Learn about diseases that affect neighbors
My 16-year-old daughter was diagnosed with juvenile rheumatoid arthritis in January 2012. The two months prior to that day were the worst of her life and mine. Severe joint pain, lack of full mobility in her arms, knots forming on knees and feet and many sleepless nights are some of the things she had to deal with.
Because of her age and the way her symptoms were manifesting, diagnosis and therefore treatment were put off. She is now responding to the treatment, but still has flare-ups, most of which occur in her shoulders. She’s unable to raise her arms above her chest so I wash and dry her hair for her on these days. It’s difficult for her to carry textbooks at school when these flare-ups happen. Her friends have been supportive, but she keeps so much from them.
I live for the days when she wakes up pain-free and can do things without assistance.
She’s a normal kid. That’s whom faculty and friends see at school: the girl they know is sick but doesn’t look it.
When she misses school because the pain is too great, she lies. She tells friends she has a virus or a cold. She doesn’t think they’ll understand. And they probably wouldn’t.
It’s hard for people to fathom that she can be just like any other kid one day and hardly able to move the next. But that’s how this disease works.
I want to raise awareness in my community and the schools so that my daughter doesn’t have to hide her pain any longer. If you know of some child who has a disease in your school, whether it’s JRA or something else (I’m talking to adults and kids), take time to learn about it.

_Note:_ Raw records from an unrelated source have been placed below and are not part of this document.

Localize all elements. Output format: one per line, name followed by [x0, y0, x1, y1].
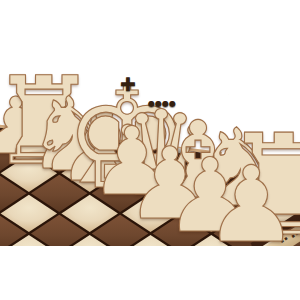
chess-piece-pawn: ♟: [204, 153, 298, 258]
chess-set-photo: ▪▪▪▪▪▪▪▪▪▪ ♟♟♟♟♟♟♟♟♜♞♝♚✚♛●●●●♝♞♜: [0, 0, 300, 300]
photo-crop-bottom: [0, 246, 300, 300]
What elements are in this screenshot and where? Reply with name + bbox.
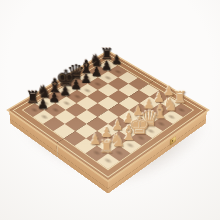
board-face: ♜♟♟♜♞♟♟♞♝♟♟♝♛♟♟♛♚♟♟♚♝♟♟♝♞♟♟♞♜♟♟♜ [9, 52, 207, 180]
latch-pin-icon [172, 140, 173, 142]
piece-white-rook: ♜ [91, 134, 121, 162]
frame-pinstripe-inner: ♜♟♟♜♞♟♟♞♝♟♟♝♛♟♟♛♚♟♟♚♝♟♟♝♞♟♟♞♜♟♟♜ [22, 59, 195, 171]
fold-seam-wall [56, 143, 58, 158]
brass-latch-icon [170, 135, 177, 145]
chess-board: ♜♟♟♜♞♟♟♞♝♟♟♝♛♟♟♛♚♟♟♚♝♟♟♝♞♟♟♞♜♟♟♜ [9, 52, 207, 180]
frame-pinstripe-outer: ♜♟♟♜♞♟♟♞♝♟♟♝♛♟♟♛♚♟♟♚♝♟♟♝♞♟♟♞♜♟♟♜ [13, 54, 204, 178]
photo-background: ♜♟♟♜♞♟♟♞♝♟♟♝♛♟♟♛♚♟♟♚♝♟♟♝♞♟♟♞♜♟♟♜ [0, 0, 220, 220]
board-grid: ♜♟♟♜♞♟♟♞♝♟♟♝♛♟♟♛♚♟♟♚♝♟♟♝♞♟♟♞♜♟♟♜ [24, 60, 192, 169]
square: ♜ [97, 153, 120, 169]
piece-black-pawn: ♟ [29, 91, 57, 117]
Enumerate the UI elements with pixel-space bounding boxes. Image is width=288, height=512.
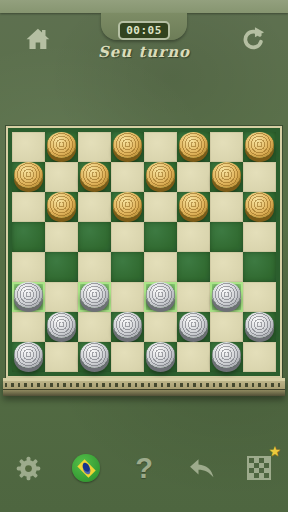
gear-icon <box>15 455 42 482</box>
square-c3[interactable] <box>78 282 111 312</box>
square-a4 <box>12 252 45 282</box>
square-c8 <box>78 132 111 162</box>
undo-arrow-icon <box>188 456 216 480</box>
square-e7[interactable] <box>144 162 177 192</box>
gold-piece[interactable] <box>212 162 241 188</box>
square-f1 <box>177 342 210 372</box>
square-a2 <box>12 312 45 342</box>
square-a5[interactable] <box>12 222 45 252</box>
game-timer: 00:05 <box>118 21 170 40</box>
square-c6 <box>78 192 111 222</box>
square-d1 <box>111 342 144 372</box>
silver-piece[interactable] <box>113 312 142 338</box>
silver-piece[interactable] <box>146 282 175 308</box>
top-strip <box>0 0 288 13</box>
gold-piece[interactable] <box>113 132 142 158</box>
language-flag-button[interactable] <box>69 451 103 485</box>
square-a1[interactable] <box>12 342 45 372</box>
app-screen: 00:05 Seu turno <box>0 0 288 512</box>
square-g5[interactable] <box>210 222 243 252</box>
square-a8 <box>12 132 45 162</box>
square-b2[interactable] <box>45 312 78 342</box>
square-b4[interactable] <box>45 252 78 282</box>
square-d8[interactable] <box>111 132 144 162</box>
flag-globe <box>81 461 91 474</box>
help-button[interactable]: ? <box>127 451 161 485</box>
square-h4[interactable] <box>243 252 276 282</box>
square-c7[interactable] <box>78 162 111 192</box>
square-g3[interactable] <box>210 282 243 312</box>
square-b5 <box>45 222 78 252</box>
square-d2[interactable] <box>111 312 144 342</box>
bottom-toolbar: ? ★ <box>0 447 288 489</box>
flag-diamond <box>77 459 95 477</box>
square-h3 <box>243 282 276 312</box>
square-e3[interactable] <box>144 282 177 312</box>
square-a3[interactable] <box>12 282 45 312</box>
board-base-foot <box>3 390 285 396</box>
square-d7 <box>111 162 144 192</box>
square-h7 <box>243 162 276 192</box>
silver-piece[interactable] <box>14 342 43 368</box>
new-game-button[interactable]: ★ <box>242 451 276 485</box>
square-e8 <box>144 132 177 162</box>
silver-piece[interactable] <box>80 342 109 368</box>
question-mark-icon: ? <box>135 454 153 483</box>
checkers-board <box>6 126 282 378</box>
turn-status-label: Seu turno <box>0 43 288 61</box>
square-e1[interactable] <box>144 342 177 372</box>
silver-piece[interactable] <box>212 342 241 368</box>
undo-button[interactable] <box>185 451 219 485</box>
checkerboard-icon <box>247 456 271 480</box>
silver-piece[interactable] <box>14 282 43 308</box>
square-f5 <box>177 222 210 252</box>
square-e2 <box>144 312 177 342</box>
square-d6[interactable] <box>111 192 144 222</box>
square-g4 <box>210 252 243 282</box>
square-e5[interactable] <box>144 222 177 252</box>
square-g2 <box>210 312 243 342</box>
square-e4 <box>144 252 177 282</box>
board-grid <box>12 132 276 372</box>
square-g1[interactable] <box>210 342 243 372</box>
gold-piece[interactable] <box>245 132 274 158</box>
square-c1[interactable] <box>78 342 111 372</box>
square-h5 <box>243 222 276 252</box>
gold-piece[interactable] <box>146 162 175 188</box>
gold-piece[interactable] <box>47 132 76 158</box>
square-c4 <box>78 252 111 282</box>
square-f6[interactable] <box>177 192 210 222</box>
gold-piece[interactable] <box>80 162 109 188</box>
board-base <box>3 378 285 396</box>
settings-button[interactable] <box>12 451 46 485</box>
square-f8[interactable] <box>177 132 210 162</box>
gold-piece[interactable] <box>179 132 208 158</box>
square-b1 <box>45 342 78 372</box>
silver-piece[interactable] <box>212 282 241 308</box>
gold-piece[interactable] <box>179 192 208 218</box>
silver-piece[interactable] <box>179 312 208 338</box>
square-e6 <box>144 192 177 222</box>
square-f7 <box>177 162 210 192</box>
square-c5[interactable] <box>78 222 111 252</box>
square-h6[interactable] <box>243 192 276 222</box>
square-h1 <box>243 342 276 372</box>
square-a6 <box>12 192 45 222</box>
square-h8[interactable] <box>243 132 276 162</box>
square-g7[interactable] <box>210 162 243 192</box>
square-b3 <box>45 282 78 312</box>
silver-piece[interactable] <box>47 312 76 338</box>
board-base-notches <box>3 381 285 390</box>
square-f4[interactable] <box>177 252 210 282</box>
gold-piece[interactable] <box>14 162 43 188</box>
brazil-flag-icon <box>72 454 100 482</box>
silver-piece[interactable] <box>146 342 175 368</box>
square-d3 <box>111 282 144 312</box>
square-d4[interactable] <box>111 252 144 282</box>
gold-piece[interactable] <box>245 192 274 218</box>
square-b6[interactable] <box>45 192 78 222</box>
silver-piece[interactable] <box>245 312 274 338</box>
star-badge-icon: ★ <box>269 444 282 458</box>
square-d5 <box>111 222 144 252</box>
square-a7[interactable] <box>12 162 45 192</box>
square-h2[interactable] <box>243 312 276 342</box>
square-b8[interactable] <box>45 132 78 162</box>
gold-piece[interactable] <box>113 192 142 218</box>
square-g6 <box>210 192 243 222</box>
gold-piece[interactable] <box>47 192 76 218</box>
square-f3 <box>177 282 210 312</box>
square-b7 <box>45 162 78 192</box>
square-f2[interactable] <box>177 312 210 342</box>
silver-piece[interactable] <box>80 282 109 308</box>
timer-value: 00:05 <box>126 24 162 37</box>
square-c2 <box>78 312 111 342</box>
square-g8 <box>210 132 243 162</box>
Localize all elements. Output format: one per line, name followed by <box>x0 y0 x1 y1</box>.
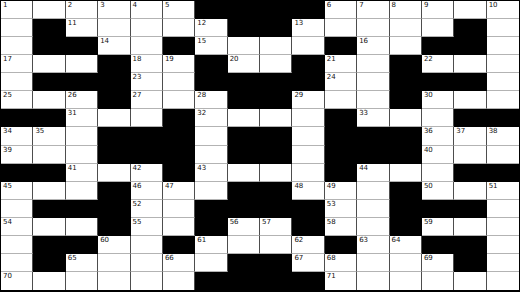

Something must be done about post
Beware of the post in the Raleigh County Courthouse parking lot; it is hazardous to the health of your vehicle. I know because I had a run-in with it. On Sept. 26 I had occasion to be in said parking lot when a pickup came backing out at a high rate of speed (to me that is). That is all it took, bam, that post jumped right out and hit me, both right side doors and the rocker panel.
But I waited for an official of the courthouse because I didn’t know the law governing that particular parking lot. The really bad thing was when he told me that particular post had been hit many times over the years, and he couldn’t even tell which paint was mine. I asked him why they had not done something about it. He told me they had several discussions about it over the years.
Now if this is true, why haven’t they done something? Make it taller so it could be seen, wrap it in reflector tape, anything would be better than nothing.
Another thing, they are not responsible for anything that happens in their parking lot, unless a county vehicle hits you; then I suppose it would be really, really hard to prove it was their fault.
Back to the post, something must be done and sooner rather than later.